The headboard was against the corridor wall, the sister having that side closest to the door and window, the brother the one next to the far wall; the things one had to do these days to make do.

‘One pair of boots without hobnails or cleats, one pair of leather shoes with soles of the same, pre-war and needing attention, and a pair with wooden soles,’ said Herr Kohler.

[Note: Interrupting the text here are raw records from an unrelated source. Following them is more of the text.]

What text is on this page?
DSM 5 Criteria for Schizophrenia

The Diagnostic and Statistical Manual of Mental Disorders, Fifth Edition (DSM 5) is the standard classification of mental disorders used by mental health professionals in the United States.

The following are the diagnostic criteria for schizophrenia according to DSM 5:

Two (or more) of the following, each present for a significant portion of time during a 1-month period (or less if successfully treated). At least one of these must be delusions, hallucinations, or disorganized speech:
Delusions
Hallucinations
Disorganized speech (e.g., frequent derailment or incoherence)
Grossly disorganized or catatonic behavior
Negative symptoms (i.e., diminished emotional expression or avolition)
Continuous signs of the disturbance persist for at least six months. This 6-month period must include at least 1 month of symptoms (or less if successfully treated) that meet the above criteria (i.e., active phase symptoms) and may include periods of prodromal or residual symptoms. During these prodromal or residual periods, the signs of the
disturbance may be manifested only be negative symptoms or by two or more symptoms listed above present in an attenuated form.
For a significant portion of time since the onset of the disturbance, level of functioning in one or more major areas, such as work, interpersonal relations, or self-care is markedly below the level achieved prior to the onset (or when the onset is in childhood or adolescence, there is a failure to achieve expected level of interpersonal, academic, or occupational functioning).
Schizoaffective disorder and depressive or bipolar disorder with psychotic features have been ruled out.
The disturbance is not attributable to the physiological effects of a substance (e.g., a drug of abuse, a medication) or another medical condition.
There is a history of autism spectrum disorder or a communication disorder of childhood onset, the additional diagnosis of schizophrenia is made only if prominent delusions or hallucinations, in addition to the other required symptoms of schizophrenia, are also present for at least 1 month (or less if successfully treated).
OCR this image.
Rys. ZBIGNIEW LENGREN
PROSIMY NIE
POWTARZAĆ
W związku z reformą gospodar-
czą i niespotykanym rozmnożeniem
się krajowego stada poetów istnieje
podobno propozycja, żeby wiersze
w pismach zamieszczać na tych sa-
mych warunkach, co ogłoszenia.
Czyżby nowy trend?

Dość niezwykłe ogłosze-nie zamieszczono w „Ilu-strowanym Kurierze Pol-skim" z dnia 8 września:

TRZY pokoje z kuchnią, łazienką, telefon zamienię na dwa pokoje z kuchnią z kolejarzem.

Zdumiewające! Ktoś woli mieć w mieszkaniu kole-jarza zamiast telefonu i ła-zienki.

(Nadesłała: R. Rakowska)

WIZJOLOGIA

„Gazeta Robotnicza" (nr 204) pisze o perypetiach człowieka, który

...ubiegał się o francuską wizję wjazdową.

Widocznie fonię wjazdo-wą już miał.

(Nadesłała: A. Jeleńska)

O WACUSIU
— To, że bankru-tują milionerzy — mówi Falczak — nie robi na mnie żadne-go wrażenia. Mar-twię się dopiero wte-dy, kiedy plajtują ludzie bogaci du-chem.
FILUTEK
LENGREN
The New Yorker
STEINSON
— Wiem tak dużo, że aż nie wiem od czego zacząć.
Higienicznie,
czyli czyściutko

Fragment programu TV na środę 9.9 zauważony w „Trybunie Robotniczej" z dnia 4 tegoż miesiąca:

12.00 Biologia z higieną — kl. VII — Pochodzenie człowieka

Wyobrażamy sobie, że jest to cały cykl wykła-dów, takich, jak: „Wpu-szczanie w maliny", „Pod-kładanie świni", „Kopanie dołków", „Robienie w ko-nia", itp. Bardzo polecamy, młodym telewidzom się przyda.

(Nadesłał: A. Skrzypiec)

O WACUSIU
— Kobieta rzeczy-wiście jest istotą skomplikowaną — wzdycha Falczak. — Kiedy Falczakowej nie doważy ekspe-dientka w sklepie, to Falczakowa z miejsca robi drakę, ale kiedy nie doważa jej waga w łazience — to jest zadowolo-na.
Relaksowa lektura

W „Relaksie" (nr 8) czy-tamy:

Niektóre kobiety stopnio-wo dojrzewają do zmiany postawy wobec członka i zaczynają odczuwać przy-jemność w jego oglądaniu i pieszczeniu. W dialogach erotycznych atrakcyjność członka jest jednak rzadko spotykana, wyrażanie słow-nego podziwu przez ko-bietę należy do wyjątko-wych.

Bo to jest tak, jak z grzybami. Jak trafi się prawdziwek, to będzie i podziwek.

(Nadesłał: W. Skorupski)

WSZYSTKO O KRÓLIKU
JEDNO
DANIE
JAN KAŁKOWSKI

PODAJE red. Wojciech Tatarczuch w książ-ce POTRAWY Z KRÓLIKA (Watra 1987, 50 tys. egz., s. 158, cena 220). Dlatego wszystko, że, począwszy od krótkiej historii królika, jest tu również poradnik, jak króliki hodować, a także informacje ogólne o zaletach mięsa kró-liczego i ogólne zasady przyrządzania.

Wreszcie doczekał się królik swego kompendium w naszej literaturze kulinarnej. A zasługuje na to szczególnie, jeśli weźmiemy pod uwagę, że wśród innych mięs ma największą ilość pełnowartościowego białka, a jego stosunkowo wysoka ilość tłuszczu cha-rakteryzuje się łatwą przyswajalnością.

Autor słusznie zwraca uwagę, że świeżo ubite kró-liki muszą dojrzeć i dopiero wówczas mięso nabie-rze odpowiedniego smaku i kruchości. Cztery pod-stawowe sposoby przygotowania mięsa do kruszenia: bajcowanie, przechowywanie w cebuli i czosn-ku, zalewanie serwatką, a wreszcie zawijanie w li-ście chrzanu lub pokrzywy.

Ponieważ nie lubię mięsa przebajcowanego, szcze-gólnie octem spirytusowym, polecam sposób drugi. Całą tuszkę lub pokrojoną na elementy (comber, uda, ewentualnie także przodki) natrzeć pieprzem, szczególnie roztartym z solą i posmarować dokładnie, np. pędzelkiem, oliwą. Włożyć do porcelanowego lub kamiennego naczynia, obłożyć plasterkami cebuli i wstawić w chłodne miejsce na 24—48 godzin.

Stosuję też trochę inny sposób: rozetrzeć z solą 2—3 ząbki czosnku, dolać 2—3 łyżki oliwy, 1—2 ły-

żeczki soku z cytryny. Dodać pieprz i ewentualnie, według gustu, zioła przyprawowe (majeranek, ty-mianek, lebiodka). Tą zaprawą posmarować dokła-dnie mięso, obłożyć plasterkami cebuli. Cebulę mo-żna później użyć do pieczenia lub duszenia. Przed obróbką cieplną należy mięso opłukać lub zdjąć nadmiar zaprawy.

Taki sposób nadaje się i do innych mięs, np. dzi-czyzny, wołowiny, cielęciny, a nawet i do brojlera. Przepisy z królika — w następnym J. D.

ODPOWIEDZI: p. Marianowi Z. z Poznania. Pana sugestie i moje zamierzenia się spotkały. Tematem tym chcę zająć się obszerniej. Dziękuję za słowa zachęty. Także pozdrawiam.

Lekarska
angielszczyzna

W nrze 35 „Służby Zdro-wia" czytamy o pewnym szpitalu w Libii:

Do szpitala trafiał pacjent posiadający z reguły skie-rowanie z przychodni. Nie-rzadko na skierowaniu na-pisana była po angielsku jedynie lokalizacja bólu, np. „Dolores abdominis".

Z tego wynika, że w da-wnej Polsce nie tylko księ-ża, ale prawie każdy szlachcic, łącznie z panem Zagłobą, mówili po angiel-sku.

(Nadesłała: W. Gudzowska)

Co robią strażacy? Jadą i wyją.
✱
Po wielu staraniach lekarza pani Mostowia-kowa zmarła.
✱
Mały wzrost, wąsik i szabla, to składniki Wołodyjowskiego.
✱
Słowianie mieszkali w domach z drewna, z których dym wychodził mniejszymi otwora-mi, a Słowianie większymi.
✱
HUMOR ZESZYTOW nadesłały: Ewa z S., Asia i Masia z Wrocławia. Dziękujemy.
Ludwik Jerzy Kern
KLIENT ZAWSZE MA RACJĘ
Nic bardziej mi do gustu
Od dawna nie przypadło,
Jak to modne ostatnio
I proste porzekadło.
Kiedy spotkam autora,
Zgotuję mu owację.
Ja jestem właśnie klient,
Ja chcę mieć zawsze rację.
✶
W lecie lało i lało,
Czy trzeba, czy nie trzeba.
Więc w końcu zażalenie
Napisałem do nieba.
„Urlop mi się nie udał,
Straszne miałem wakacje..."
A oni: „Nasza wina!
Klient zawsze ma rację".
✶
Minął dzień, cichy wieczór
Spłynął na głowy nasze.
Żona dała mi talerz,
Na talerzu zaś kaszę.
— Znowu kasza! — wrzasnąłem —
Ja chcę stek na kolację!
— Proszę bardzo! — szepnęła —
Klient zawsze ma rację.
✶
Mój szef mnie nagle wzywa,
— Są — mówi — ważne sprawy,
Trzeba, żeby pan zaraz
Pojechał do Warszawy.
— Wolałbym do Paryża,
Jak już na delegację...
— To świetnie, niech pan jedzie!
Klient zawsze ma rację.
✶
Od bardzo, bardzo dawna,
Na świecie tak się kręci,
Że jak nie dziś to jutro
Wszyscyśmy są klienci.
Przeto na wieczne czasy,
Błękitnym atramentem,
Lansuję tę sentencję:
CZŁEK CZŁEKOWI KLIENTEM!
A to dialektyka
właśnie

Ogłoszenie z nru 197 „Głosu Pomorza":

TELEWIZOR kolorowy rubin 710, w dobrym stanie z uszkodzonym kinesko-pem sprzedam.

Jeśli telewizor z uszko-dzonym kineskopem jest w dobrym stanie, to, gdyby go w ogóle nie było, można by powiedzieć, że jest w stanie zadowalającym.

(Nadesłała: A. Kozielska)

Running those fingers of his over the wooden soles, he looked at Paul and then at her, didn’t say a thing about their having to share a bed but … but for just a moment his fingers hesitated on the right sole and then … then began to trace something out. A gouge, a deep scratch? wondered Blanche, sickened by the thought. ‘Inspector …’ She heard her voice. It was too sharp. ‘Inspector, you’ve not told us why you want to know when we last saw Lucie, or what has happened to her to make you ask. She met us on the avenue Thermal, if you must know.’

The main thoroughfare.

‘She had just come from the Eglise Sainte-Jeanne-d’Arc on place Chanoine Gouttet, had been praying to the Virgin for help and guidance, and had gone to confession. I … I knew she was pregnant. Paul hadn’t been told but … but must have sensed the reason for her distress of late and … and has now tried to protect her reputation. She was a good friend, and she readily said we could borrow her gramophone and the record while she was away at home to see her father. She …’ Merde, it was going to sound badly but Paul had to be rescued. ‘She gave me her key and said to leave it in her box at the front desk, that she’d collect it later that evening.’

‘Then she wasn’t on her way here?’

‘She … she said she had to meet someone.’

‘Who?’

‘Celine, I think, but … but she must have known Celine had already gone to work at the Theatre de Casino.’

The girl was desperate. ‘As one of its dancers?’ he asked. Had the sister read the note Celine had left for Lucie on Saturday and said this simply to protect her brother? he wondered.

‘The piano also,’ she said. ‘An … an operetta. La Bayadere. All I know about it is that it’s the one that Dr Menetrel thought would most please the Marechal. It was only to run for a few nights, a week at most, and is still on, I think, or … or has it finished its run, Paul?’